12/12/18

Brexit : le Royaume-Uni peut enclencher seul la marche arrière

Ce que la Cour a décidé

Par son arrêt de ce jour (07.12), la Cour de justice de l’Union européenne, siégeant en assemblée plénière, a suivi son avocat général en reconnaissant au Royaume-Uni le droit de revenir sur son intention de se retirer de l’Union européenne. Elle est même plus libérale que lui dans les conditions d’exercice et limites de ce droit de révocation.

En substance, selon l’arrêt, un Etat membre peut révoquer unilatéralement la notification de son intention de quitter l’Union européenne tant :

– Qu’un accord de retrait conclu entre lui et l’Union n’est pas entré en vigueur ;

– Ou, à défaut d’un tel accord, tant que le délai de deux ans à partir de la notification de se retirer de l’Union européenne n’a pas expiré ;

– Ou, à défaut d’un tel accord, tant que ce délai de deux ans, tel que prorogé par un accord entre l’Etat membre concerné et le Conseil européen, statuant à l’unanimité, n’a pas expiré.
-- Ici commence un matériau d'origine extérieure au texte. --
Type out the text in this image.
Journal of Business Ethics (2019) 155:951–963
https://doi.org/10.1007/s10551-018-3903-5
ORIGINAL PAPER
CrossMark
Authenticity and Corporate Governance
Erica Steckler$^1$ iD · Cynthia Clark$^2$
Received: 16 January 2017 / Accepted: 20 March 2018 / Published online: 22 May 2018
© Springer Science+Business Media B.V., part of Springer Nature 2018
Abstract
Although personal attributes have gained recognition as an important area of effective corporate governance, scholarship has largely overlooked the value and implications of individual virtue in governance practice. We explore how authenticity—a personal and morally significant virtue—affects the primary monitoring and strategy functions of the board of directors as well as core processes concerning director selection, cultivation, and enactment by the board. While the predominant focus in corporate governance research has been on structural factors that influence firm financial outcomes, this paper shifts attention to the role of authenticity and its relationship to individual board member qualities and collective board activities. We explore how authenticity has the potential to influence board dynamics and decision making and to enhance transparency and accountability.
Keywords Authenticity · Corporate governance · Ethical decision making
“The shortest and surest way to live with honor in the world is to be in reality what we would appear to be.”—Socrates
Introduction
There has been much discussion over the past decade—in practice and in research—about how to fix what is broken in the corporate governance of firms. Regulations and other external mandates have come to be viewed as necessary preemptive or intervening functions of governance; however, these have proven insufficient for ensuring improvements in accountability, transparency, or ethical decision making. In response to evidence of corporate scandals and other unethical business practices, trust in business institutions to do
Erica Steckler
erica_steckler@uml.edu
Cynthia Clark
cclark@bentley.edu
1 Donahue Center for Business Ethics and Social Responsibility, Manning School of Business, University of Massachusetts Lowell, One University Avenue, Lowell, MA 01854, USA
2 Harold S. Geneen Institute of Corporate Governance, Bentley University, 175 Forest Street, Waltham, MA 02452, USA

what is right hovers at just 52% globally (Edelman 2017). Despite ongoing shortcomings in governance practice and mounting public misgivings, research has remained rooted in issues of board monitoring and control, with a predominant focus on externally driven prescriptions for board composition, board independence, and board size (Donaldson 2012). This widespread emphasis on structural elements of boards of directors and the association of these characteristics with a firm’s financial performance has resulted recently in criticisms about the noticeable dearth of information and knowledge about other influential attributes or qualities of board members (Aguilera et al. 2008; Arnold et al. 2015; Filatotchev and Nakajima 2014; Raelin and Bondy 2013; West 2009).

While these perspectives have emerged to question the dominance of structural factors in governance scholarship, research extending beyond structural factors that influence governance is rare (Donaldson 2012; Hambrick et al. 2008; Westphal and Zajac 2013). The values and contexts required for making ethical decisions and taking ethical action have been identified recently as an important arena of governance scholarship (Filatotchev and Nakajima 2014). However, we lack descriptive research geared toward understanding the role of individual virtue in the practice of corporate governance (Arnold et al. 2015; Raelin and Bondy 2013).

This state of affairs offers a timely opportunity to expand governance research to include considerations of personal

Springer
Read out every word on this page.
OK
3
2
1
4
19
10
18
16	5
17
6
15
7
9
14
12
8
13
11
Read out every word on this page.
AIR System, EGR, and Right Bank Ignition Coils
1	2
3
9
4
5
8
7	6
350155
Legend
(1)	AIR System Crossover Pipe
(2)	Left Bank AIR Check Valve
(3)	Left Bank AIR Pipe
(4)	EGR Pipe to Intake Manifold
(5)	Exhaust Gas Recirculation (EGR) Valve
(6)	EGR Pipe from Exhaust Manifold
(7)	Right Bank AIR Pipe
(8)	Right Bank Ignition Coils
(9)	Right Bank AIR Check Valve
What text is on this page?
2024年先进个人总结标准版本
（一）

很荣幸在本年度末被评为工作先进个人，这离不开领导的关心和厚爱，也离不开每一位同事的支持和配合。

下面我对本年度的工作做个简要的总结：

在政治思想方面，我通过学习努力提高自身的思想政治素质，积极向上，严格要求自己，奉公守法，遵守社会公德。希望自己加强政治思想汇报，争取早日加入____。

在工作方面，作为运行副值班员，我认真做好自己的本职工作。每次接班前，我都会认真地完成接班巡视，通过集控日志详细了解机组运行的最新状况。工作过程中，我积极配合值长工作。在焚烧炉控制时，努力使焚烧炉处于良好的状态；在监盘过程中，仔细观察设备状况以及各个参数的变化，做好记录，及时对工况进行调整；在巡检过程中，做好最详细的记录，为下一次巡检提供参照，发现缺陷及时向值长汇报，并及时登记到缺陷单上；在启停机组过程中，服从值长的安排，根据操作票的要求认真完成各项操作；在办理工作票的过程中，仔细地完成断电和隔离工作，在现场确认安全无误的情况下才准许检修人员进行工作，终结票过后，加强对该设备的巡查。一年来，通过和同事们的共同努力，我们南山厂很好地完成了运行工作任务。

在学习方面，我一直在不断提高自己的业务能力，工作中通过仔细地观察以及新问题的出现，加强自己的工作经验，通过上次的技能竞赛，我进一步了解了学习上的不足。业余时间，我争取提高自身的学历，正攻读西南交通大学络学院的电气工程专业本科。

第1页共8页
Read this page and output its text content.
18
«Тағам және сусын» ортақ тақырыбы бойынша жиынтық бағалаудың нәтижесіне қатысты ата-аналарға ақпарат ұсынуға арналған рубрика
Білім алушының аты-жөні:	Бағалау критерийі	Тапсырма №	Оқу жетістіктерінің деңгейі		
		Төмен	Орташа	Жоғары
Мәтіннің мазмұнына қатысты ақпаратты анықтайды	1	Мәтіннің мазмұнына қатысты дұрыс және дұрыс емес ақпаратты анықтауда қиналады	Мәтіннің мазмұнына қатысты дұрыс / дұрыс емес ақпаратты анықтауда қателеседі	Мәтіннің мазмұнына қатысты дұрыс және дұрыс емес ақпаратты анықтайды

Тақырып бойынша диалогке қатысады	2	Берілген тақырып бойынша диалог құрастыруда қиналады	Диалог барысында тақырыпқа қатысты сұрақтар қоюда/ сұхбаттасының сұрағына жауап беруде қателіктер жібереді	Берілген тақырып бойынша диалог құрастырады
La révocation doit être décidée à l’issue d’un processus démocratique, en conformité avec des règles constitutionnelles de l’Etat membre concerné, ainsi que le prévoit l’article 50, paragraphe 1er, du Traité sur l’Union européenne. Cette décision doit être communiquée par écrit au Conseil européen.

Une telle révocation vise à confirmer l’appartenance de l’Etat membre concerné à l’Union européenne dans des termes inchangés quant à son statut d’Etat membre. Cette décision doit être univoque et inconditionnelle.

Par ces dernières précisions, la Cour a voulu éviter l’usage abusif de la procédure de retrait comme levier de négociation dans le cadre de certains dossiers européens (le chantage à la sortie).

Motifs avancés

Certaines des justifications avancées par la Cour méritent de retenir l’attention.

Outre la lettre de l’article 50, paragraphe 1er, TUE, rappelée ci-dessus, la Cour a avancé :

– Le droit souverain d’un État membre de se retirer de l’Union, confirmé par le rejet des projets de disposition visant à prévoir une procédure d’exclusion d’un Etat membre ;

– L’objectif des traités de créer une union sans cesse plus étroite entre les peuples de l’Europe et d’éliminer les barrières qui divisent l’Europe ;

– L’impact considérable d’un éventuel retrait d’un Etat membre sur les droits de tous les citoyens de l’Union, notamment leur droit à la libre circulation ;

– L’importance des valeurs de liberté et de démocratie, partagées entre tous les Etats membres.

Conséquences concrètes

L’arrêt ouvre la porte à une décision du Royaume-Uni d’abandonner sa demande de retrait de l’Union européenne. 

Concrètement parlant, celle-ci devrait intervenir, après ratification par le parlement britannique (il reste à déterminer les étapes qui pourraient mener à une telle ratification par le parlement: nouvelles élections et/ou second referendum ?, …), soit avant le 29 mars 2019 à minuit, soit avant le terme d’une période de réflexion supplémentaire accordée par le Conseil européen, statuant à l’unanimité, au Royaume-Uni. Cette dernière hypothèse, ouverte par l’arrêt, donnerait le temps de tenir au Royaume-Uni un débat démocratique, quelle que soit la forme qu’il prenne, dans des conditions sereines.